I spent half of the year still clinging to the hope that I could somehow keep my parents in my life even as I slowly drifted away. But my best friend pointed out to me that in doing so I belittled those around me by hiding them from my parents. My life seemed to blow apart over the summer when I got in a huge fight with my dad. It revealed to me how little I had succeeded in winning his approval of me. And when I was forced to confront that, I came to the initially sad but ultimately freeing realization that since I couldn't get their approval I should give up and focus on gaining approval from me.

This past year I felt lost as I struggled to find a home. I felt safe and then exposed and vulnerable. I felt lost and adrift when I thought I had lost my parents. My whole world seemed to fall apart then. But now I realize that it was a blessing in disguise (not a religious one). It made me stronger and helped me accept that I can make it on my own. That I had to now.

My parents are still in my life although distance both emotional and physical is still there. Our future is uncertain but I now know that I can keep moving forward, with or without them. I know now that I can say goodbye to them if I must and with only minimal bitterness. I know I can now forgive and let go if need me. That I can pursue a life of supreme happiness and peace whether they choose to join with me or in it or not.

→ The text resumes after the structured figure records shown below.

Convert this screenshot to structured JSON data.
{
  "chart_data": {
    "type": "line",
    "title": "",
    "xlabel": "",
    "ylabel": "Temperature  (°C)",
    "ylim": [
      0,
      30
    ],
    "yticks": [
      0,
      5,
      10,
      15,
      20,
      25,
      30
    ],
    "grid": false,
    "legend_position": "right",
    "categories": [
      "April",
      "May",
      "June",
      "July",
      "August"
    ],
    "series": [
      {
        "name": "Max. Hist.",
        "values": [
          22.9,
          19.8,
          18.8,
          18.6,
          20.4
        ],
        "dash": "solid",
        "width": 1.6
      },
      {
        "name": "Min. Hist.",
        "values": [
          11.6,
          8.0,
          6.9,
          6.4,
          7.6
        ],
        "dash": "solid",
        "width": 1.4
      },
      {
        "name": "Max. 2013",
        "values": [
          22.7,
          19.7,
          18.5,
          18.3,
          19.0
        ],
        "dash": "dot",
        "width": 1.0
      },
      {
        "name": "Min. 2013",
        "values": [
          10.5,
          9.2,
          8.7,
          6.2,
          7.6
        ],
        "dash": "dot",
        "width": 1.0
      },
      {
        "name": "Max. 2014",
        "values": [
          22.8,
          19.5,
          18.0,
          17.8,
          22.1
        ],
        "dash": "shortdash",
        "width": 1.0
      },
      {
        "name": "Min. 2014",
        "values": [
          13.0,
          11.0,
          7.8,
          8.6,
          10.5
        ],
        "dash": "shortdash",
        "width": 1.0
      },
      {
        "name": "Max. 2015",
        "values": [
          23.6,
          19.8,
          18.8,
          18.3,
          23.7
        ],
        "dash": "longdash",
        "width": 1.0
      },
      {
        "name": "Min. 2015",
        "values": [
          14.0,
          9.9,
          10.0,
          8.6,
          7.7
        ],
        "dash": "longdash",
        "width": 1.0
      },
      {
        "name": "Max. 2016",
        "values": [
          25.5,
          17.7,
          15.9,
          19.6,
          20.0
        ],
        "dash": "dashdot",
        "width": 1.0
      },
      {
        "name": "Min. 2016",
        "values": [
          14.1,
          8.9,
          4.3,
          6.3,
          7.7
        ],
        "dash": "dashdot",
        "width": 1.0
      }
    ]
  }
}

This past year taught me that it's time to say goodbye. It's time to bid adieu to this place I called home, however horrible and wonderful it was, for the past five years. I have fought so far against my depression while there and in the process came out, left God, and gained people that have not filled the void in my heart but healed that rift and provided fertile soil for a garden of peace to grow within, so to speak.

Goodbyes are the hardest thing of all to do. To end what was originally the potential of near unlimited experiences with someone makes me want to cry at times. To know my most cherished experiences are not in the present but the ever growing past is something that reduces me to sorrow.

Yet, goodbyes have occurred. I have said goodbye to BYU and to too many friends. This past year, I almost said goodbye to my parents. I said goodbye to so much selfishness.

Still to review:
atheist group
Emotional Rollercoaster

The anticipation is just killing me...

1 comment:

  1. I'm not sure that the emotional roller-coaster ever totally goes away...

    I'm sorry it was such a rough year my friend.